The 9a-fluoro-allopregnan-11ß, 17a, 21-triol-3,20-dione-21-acetate, which served as the starting material for the above example, can be prepared in such a way that from 9a-fluorohydrocortisone acetate 9a -fluoro -d 4-pregnen-lß, 17a, 21-triol-3,20-dione-21-acetate goes out and proceeds as follows: 6.0 g of a catalyst of 5 % palladium on activated carbon are in a suspension of 7.25 g of 9a-fluoro-44-pregnen-11ß, 17a, 21-triol-3,20-dione-21-acetate in 750 cc of methanol. The mixture is reacted with hydrogen at atmospheric pressure and approximately room temperature. The absorption of hydrogen stops after about 15 minutes. The amount of hydrogen absorbed is about 1 mole. The reaction mixture is filtered to remove the catalyst, which is then washed thoroughly with methanol. The filtrate and washing methanol are combined; this solution is evaporated to dryness in vacuo. The residue is recrystallized twice from acetone; about 4 g of practically pure 9a-fluoro-21-acetoxy-allopregnan-11ß, 17a-diol-3,20-dione are obtained.
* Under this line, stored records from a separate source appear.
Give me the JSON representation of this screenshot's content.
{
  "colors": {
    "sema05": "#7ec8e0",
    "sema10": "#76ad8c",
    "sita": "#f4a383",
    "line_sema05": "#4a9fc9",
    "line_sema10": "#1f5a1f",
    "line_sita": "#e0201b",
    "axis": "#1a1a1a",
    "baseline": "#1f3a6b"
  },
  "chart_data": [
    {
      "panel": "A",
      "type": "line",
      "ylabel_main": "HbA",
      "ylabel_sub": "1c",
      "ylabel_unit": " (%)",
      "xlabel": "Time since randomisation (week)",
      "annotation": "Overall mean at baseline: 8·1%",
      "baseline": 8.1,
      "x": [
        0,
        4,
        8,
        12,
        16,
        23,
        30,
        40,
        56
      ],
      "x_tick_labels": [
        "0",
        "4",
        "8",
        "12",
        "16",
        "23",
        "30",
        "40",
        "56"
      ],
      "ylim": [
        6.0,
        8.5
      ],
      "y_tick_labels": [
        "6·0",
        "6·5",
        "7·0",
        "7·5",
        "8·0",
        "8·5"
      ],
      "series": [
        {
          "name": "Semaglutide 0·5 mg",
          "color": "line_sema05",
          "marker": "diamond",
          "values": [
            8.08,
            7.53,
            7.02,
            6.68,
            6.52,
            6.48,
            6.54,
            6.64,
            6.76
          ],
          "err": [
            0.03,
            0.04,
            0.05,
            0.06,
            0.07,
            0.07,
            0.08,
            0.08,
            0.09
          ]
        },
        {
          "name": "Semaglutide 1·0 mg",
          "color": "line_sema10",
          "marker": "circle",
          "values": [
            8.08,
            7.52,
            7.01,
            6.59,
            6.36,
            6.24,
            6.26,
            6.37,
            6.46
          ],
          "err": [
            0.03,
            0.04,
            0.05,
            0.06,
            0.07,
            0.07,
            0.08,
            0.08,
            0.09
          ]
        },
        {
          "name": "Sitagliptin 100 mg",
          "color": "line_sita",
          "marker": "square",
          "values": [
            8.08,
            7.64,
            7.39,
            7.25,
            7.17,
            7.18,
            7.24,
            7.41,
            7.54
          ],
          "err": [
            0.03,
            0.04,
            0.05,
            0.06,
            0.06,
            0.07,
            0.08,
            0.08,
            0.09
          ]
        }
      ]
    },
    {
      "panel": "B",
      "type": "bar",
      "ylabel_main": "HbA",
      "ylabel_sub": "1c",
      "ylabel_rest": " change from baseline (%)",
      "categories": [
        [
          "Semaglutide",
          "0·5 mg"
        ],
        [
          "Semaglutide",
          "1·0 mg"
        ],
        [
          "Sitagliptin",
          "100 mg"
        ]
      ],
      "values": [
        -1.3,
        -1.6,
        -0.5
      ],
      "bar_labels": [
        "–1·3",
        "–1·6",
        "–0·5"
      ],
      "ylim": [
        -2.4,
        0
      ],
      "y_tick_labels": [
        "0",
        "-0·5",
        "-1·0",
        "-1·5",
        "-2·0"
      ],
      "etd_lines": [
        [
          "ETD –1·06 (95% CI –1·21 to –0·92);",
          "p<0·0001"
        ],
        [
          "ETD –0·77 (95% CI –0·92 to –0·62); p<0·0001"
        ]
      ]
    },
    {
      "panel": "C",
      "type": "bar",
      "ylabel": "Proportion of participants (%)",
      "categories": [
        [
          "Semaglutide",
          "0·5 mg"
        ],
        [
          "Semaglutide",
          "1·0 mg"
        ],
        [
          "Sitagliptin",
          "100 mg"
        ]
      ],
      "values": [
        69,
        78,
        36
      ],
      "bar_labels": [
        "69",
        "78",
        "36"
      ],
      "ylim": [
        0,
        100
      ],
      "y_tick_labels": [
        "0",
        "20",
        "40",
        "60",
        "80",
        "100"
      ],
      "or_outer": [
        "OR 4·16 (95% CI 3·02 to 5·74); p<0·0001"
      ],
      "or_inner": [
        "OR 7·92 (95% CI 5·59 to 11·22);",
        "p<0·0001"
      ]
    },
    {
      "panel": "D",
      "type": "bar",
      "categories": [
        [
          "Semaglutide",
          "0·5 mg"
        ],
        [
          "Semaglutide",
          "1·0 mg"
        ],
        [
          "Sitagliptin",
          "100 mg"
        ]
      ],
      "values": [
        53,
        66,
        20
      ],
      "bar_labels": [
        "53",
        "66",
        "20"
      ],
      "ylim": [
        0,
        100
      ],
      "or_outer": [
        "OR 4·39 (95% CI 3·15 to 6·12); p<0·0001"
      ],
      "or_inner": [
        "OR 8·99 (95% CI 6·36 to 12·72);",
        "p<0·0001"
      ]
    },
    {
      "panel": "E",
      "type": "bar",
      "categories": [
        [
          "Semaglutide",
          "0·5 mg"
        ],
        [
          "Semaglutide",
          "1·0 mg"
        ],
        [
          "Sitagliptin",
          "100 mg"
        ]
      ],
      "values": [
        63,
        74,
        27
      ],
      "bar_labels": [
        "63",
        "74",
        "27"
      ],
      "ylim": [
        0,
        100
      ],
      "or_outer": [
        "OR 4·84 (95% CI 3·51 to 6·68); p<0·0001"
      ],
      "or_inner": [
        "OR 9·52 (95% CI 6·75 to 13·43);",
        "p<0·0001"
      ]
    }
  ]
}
Correspondingly, the 9a-fluoro-allopregnan-17a, 21-diol-3,11,20-trione-21-acetate is produced by hydrogenation of 9a-fluoro-cortisone acetate (9a-fluoro-d 4-pregnen-17a, 21-diol- 3,11,20-trione-21-acetate) prepared according to the hydrogenation described above, a hydrogenation catalyst being used which consists of 50 % palladium on activated carbon.

Claims (1)

PATENT CLAIM: Process for the production of 9a-fluorosteroids, thereby characterized in that one substituted in the 11-position by an oxygen-containing group 9a-fluoro-21-acyloxy-allopregnan-17-ol-3,20-dione in a known manner with bromine to the converts the corresponding 2-bromo derivative, this with semicarbazide in a known manner converts the 3-semicarbazone obtained with an acidic hydrolyzing agent in Reacts the presence of a carbonyl acceptor in a known manner and the obtained, 9a-fluoro-21-acyloxy-41-allopregnen-17-ol-3,20-dione substituted in the 11-position by an oxygen-containing group optionally hydrolyzed in a known manner to give the free alcohol.